July 17, 1962: In town to see a nuclear blast at the Test Site, U.S. Attorney General Robert Kennedy reveals he has no interest in investigating legalized gambling in Nevada, and says, “What happens in Nevada should be decided by the people of Nevada.”

July 18, 1926: High school student Vera Miles has won first prize in the Third National Meat Story contest, sponsored by the National Livestock and Meat Board.

July 19, 1937: When the Navy halts its extensive search for Amelia Earhart, who has visited our city twice, a headline declares: “NAVY RECORDS AMELIA AS DEAD.”

July 20, 1983: Vice officers arrest prostitute Dorothy Rolfe, 48, a former Nevada congressional candidate, for operating “a sex torture chamber” on South Sixth Street, where she allegedly “whips and verbally humiliates clients for $150.”

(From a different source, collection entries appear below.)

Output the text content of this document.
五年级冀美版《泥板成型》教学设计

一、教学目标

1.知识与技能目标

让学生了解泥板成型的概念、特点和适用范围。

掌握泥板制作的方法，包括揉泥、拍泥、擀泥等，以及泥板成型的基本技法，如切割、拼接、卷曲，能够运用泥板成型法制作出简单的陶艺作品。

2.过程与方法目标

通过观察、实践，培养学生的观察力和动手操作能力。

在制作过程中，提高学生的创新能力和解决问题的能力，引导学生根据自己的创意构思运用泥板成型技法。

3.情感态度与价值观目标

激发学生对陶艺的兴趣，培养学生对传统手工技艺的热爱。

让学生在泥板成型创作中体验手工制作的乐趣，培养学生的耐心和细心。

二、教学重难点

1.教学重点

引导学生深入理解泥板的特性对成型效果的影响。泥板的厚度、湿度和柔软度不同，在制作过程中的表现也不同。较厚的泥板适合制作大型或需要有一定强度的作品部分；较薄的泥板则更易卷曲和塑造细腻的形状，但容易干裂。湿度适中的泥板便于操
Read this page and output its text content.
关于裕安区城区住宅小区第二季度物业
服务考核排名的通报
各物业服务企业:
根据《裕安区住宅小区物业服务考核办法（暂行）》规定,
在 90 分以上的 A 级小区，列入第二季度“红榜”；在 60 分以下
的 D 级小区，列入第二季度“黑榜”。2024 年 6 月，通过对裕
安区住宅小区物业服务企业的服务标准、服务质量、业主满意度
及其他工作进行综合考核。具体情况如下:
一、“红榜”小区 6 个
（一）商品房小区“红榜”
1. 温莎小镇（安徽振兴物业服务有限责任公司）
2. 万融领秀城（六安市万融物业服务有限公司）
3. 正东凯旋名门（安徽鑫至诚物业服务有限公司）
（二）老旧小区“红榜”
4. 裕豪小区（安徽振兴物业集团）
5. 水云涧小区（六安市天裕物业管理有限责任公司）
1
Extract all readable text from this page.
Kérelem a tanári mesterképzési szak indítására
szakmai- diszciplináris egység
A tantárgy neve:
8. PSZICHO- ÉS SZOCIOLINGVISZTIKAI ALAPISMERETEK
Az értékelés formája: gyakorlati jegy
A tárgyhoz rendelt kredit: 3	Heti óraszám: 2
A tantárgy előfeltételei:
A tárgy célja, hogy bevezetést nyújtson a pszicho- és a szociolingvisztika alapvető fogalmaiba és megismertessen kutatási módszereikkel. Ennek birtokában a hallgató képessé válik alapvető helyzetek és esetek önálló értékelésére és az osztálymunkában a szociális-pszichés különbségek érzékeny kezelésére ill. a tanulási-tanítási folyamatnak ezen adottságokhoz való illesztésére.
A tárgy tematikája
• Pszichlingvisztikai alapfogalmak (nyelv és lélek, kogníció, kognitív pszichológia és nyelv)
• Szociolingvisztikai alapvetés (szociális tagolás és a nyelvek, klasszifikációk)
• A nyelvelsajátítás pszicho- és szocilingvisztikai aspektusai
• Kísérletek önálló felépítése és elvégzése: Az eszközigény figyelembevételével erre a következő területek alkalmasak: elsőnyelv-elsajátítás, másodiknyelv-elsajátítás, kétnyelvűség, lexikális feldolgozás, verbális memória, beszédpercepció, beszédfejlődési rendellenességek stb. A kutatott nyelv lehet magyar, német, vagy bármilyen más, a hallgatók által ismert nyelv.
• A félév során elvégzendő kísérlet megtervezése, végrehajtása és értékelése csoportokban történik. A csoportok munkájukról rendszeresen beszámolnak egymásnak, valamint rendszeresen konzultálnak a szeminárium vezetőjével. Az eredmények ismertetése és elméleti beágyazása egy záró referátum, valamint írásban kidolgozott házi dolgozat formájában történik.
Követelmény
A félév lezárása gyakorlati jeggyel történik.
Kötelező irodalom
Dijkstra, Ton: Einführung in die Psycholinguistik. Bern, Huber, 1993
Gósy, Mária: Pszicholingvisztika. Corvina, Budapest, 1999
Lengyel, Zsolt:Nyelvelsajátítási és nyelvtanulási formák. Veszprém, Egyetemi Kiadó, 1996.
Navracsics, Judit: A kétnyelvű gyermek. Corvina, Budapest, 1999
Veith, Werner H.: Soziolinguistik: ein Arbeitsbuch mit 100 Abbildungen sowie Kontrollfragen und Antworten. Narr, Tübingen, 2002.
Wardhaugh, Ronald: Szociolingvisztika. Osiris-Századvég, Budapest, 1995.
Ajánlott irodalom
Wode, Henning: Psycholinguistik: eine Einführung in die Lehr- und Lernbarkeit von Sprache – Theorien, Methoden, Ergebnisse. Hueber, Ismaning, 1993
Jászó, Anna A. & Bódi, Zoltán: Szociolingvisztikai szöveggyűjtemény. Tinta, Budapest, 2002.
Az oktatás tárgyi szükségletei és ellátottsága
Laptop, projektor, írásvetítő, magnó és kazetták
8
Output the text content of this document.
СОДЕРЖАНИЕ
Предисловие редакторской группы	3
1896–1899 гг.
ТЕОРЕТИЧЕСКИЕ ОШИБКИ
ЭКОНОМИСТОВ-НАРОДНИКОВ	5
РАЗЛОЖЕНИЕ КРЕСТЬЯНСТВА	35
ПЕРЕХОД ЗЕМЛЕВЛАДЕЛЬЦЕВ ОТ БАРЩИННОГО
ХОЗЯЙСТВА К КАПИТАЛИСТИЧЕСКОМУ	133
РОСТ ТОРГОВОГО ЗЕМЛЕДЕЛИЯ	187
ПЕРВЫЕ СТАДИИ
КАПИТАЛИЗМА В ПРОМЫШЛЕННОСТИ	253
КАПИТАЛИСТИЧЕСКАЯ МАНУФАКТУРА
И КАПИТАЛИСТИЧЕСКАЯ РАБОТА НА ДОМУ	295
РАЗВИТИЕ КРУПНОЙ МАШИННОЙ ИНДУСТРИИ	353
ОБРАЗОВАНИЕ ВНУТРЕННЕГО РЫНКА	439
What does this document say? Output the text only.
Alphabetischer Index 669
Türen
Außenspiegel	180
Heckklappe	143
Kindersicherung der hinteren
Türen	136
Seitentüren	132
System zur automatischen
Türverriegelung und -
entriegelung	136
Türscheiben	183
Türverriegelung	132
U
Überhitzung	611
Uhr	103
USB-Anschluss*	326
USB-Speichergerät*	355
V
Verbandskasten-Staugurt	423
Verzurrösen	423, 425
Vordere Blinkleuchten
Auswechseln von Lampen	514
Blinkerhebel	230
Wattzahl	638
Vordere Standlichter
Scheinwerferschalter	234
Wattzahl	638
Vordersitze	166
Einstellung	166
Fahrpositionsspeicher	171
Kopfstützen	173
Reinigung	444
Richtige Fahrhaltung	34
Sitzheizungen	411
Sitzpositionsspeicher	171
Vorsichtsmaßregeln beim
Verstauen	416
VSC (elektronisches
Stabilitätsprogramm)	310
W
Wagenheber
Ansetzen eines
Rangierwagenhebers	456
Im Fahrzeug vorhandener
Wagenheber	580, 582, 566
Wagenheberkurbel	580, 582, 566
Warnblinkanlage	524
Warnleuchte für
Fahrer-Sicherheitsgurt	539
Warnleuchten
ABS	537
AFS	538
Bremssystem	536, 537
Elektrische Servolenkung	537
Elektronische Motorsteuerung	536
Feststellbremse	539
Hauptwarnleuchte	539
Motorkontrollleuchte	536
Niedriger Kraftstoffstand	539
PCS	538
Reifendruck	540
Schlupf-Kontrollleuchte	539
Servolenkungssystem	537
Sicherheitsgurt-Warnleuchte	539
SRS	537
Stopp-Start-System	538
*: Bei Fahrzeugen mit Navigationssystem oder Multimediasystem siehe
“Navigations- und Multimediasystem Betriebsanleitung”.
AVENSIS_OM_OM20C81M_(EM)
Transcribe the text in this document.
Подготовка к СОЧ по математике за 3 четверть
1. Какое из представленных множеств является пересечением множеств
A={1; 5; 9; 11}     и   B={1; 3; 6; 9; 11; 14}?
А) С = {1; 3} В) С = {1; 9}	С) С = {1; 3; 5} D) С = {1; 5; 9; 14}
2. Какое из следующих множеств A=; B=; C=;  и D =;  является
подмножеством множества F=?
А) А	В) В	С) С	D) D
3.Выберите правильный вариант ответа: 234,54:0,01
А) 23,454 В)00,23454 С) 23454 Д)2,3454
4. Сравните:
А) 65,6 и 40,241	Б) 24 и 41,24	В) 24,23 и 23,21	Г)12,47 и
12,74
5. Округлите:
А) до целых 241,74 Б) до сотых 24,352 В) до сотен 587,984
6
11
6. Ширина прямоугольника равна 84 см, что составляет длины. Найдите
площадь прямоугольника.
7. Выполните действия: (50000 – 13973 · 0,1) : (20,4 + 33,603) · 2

July 21, 1980: Deep Throat with Linda Lovelace and Debbie Does Dallas with Bambi Woods are playing at the “art cinemas” in town.

July 22, 2008: Catlynne Shaw, 12, dies from a heart attack after riding the Circus Circus Adventuredome’s Canyon Blaster rollercoaster.

July 23, 1990: When the NCAA suspends UNLV’s basketball team from postseason play next year, 200 fans line up near Maryland Parkway at Tropicana Avenue to drop their pants and have their pictures taken “mooning” the NCAA Infractions Committee.

July 24, 1983: Local schoolboy Andre Agassi, 13, is getting national attention for his precocious tennis talent.

July 25, 1933: “I’m happy to see that gent depart,” says Police Chief Orren Boggs when transient Harry Lewis, “the dirtiest, most odorous man ever in jail here,” is freed and leaves town.

July 26, 1932: “Marihuana fag sellers” Jose Orozco and Bulste Perez receive lengthy jail sentences for possession of several “marihuana” cigarettes.

July 27, 1962: FBI counterspy Mathew Cvetic, 53, secretly embedded for years in the Communist Party, dies from a heart attack in Hollywood. He once labeled Vegas “the focal point for espionage in the Southwest.”

July 28, 1932: Traveling to L.A. to give America’s Distinguished Flying Cross to Amelia Earhart “for her wonderful feats in aviation,” Vice President Charles Curtis stops here and speaks to 2,000 onlookers at the train station.

July 29, 1953: Southern Nevada Telephone officials predict dial phones throughout Clark County by 1955.

July 30, 1905: School funds are exhausted as 250 students plan to attend our town’s only schoolhouse this year — “a small tent erected to accommodate last year’s 17 pupils.”

July 31, 1937: Fresh barracuda is 19 cents a pound at Safeway.